Es ist so berauschend, dieses Gefühl, höher zu sein als der Rest der Welt. Ich bin höher als jedes Gebirge. Ich bin höher als je ein Mensch vor mir.

Höher, höher.

Ich schaue nach unten, doch es macht mir keine Angst, das Meer dort so tief unter mir zu sehen. Da sehe ich noch die Inseln, eine kleiner als die andere. Ich will wissen, ab welcher Höhe sie verschwinden. Was kommt nach den Wolken? Wie hoch muss ich fliegen, um die Götter zu sehen? Ich fliege höher. Komme den Wolken immer näher.

Unter mir ruft mein Vater irgendetwas. Doch ich höre nicht hin. Es ist doch sowieso mit Sicherheit wieder nur eine seiner übervorsichtigen Warnungen. Das ist etwas, was ich nie an ihm verstanden habe. Dass er immer übervorsichtig sein muss. Dass er nie Wagnisse eingeht. Dass er nie den Nervenkitzel eines Projekts spüren will, dass nicht dreißigtausendmal abgesichert wurde.

So ist es doch nicht verwunderlich, dass ich nicht auf ihn höre? Ich will ihm zeigen, dass ich gut ohne ihn und seine Warnungen klarkomme, dass ich erwachsen bin.

Und natürlich will ich sehen, was hinter den Wolken ist. Ich will wissen, wie der Sonnenwagen von Helios von Nahem aussieht. Wissen. Wissen. Wissen.

Vater hat mir beigebracht, dass ein guter Erfinder viel wissen muss. So kann mein Projekt doch nicht gegen seine Ideale verstoßen, oder?

Ich bin unsicher. Vater ist schon weit hinter mir zurückgefallen. Ich kann inzwischen nicht mehr hören, dass er mir seine Warnungen hinterherruft, doch wenn ich zurückblicke, sehe ich ihn winken. Er will, dass ich zurückkomme. Doch das ist jetzt eine einmalige Gelegenheit. Wenn wir landen werden, will er die Flügel unzugänglich machen. Dies ist die einzige Möglichkeit, zu fliegen. Außerdem ist es seit jeher mein größter Traum gewesen, einmal die Wolken von oben zu sehen. Ich wollte schon immer fliegen und habe mich schon als kleines Kind immer gefesselt gefühlt. Gefesselt und auf der Erde eingesperrt. Doch über mir ist der Himmel, die Wolken, die Sonne, die Freiheit.

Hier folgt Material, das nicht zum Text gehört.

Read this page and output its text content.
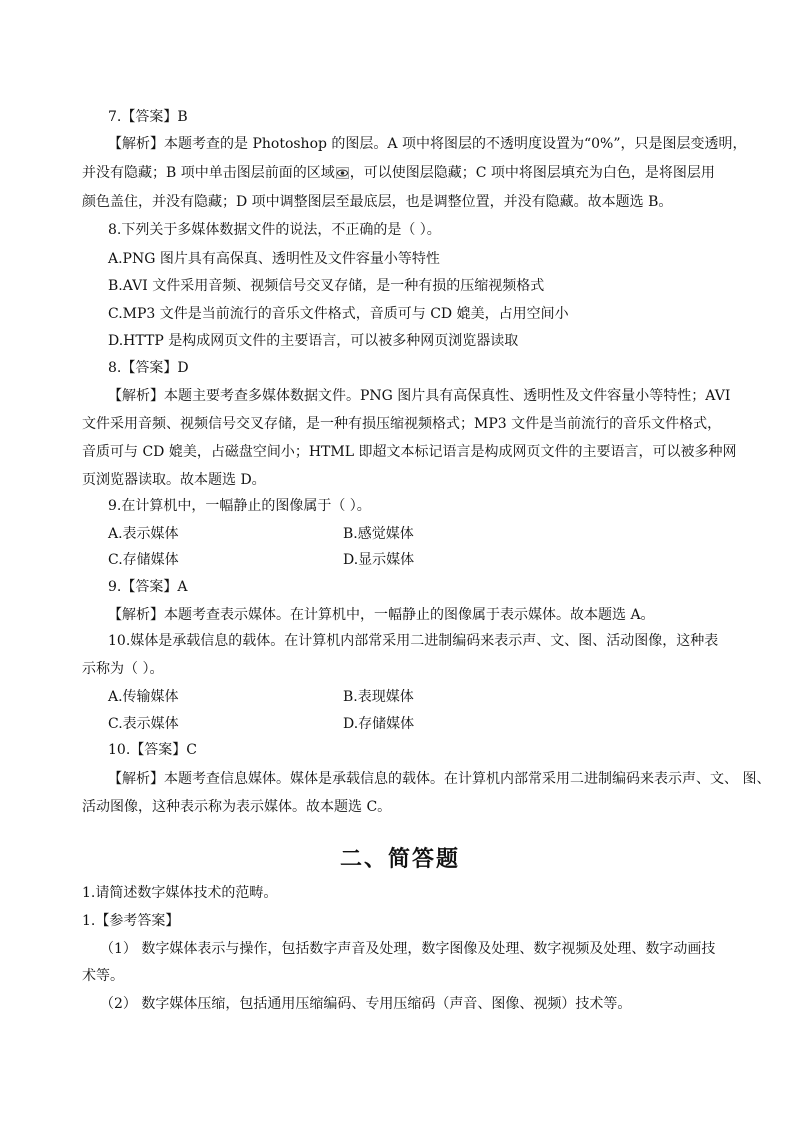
7.【答案】B
【解析】本题考查的是 Photoshop 的图层。A 项中将图层的不透明度设置为“0%”，只是图层变透明，
并没有隐藏；B 项中单击图层前面的区域 ，可以使图层隐藏；C 项中将图层填充为白色，是将图层用
颜色盖住，并没有隐藏；D 项中调整图层至最底层，也是调整位置，并没有隐藏。故本题选 B。
8.下列关于多媒体数据文件的说法，不正确的是（ ）。
A.PNG 图片具有高保真、透明性及文件容量小等特性
B.AVI 文件采用音频、视频信号交叉存储，是一种有损的压缩视频格式
C.MP3 文件是当前流行的音乐文件格式，音质可与 CD 媲美，占用空间小
D.HTTP 是构成网页文件的主要语言，可以被多种网页浏览器读取
8.【答案】D
【解析】本题主要考查多媒体数据文件。PNG 图片具有高保真性、透明性及文件容量小等特性；AVI
文件采用音频、视频信号交叉存储，是一种有损压缩视频格式；MP3 文件是当前流行的音乐文件格式，
音质可与 CD 媲美，占磁盘空间小；HTML 即超文本标记语言是构成网页文件的主要语言，可以被多种网
页浏览器读取。故本题选 D。
9.在计算机中，一幅静止的图像属于（ ）。
A.表示媒体	B.感觉媒体
C.存储媒体	D.显示媒体
9.【答案】A
【解析】本题考查表示媒体。在计算机中，一幅静止的图像属于表示媒体。故本题选 A。
10.媒体是承载信息的载体。在计算机内部常采用二进制编码来表示声、文、图、活动图像，这种表
示称为（ ）。
A.传输媒体	B.表现媒体
C.表示媒体	D.存储媒体
10.【答案】C
【解析】本题考查信息媒体。媒体是承载信息的载体。在计算机内部常采用二进制编码来表示声、文、 图、
活动图像，这种表示称为表示媒体。故本题选 C。
二、简答题
1.请简述数字媒体技术的范畴。
1.【参考答案】
（1） 数字媒体表示与操作，包括数字声音及处理，数字图像及处理、数字视频及处理、数字动画技
术等。
（2） 数字媒体压缩，包括通用压缩编码、专用压缩码（声音、图像、视频）技术等。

Entschlossen steige ich weiter auf.

Und dann bin ich bei den Wolken angelangt. Ich tauche in sie ein und mich umgibt dichter Nebel. Ich kann nichts mehr sehen! Wo ist oben? Ich bin verloren in dem Nebel, flattere verzweifelt umher. Ich weiß nicht, wo oben und unten ist, ich bewege meine Flügel, doch ich weiß nicht, wohin ich fliege.

Und dann ist es plötzlich vorbei und ich kann wieder etwas sehen. Es ist unglaublich. Ich kann nicht mehr richtig denken, der Anblick verschlägt mir den Atem. Über mir ist der Himmel. Er ist so wolkenlos und hell wie am schönsten Sommertag auf Kreta. Weit oben strahlt die Sonne. Sie ist rund und hell und gelb. Und sie strahlt die Wolken zu meinen Füßen an. Die Wolken, die sich so unglaublich weit erstrecken, so weit wie ich sehen kann. Ich habe in meinem ganzen Leben noch nie etwas Schöneres gesehen. Schon immer bin ich von den Wolken und dem Himmel fasziniert gewesen. Von den Göttern ist mir der Sonnengott Helios der liebste.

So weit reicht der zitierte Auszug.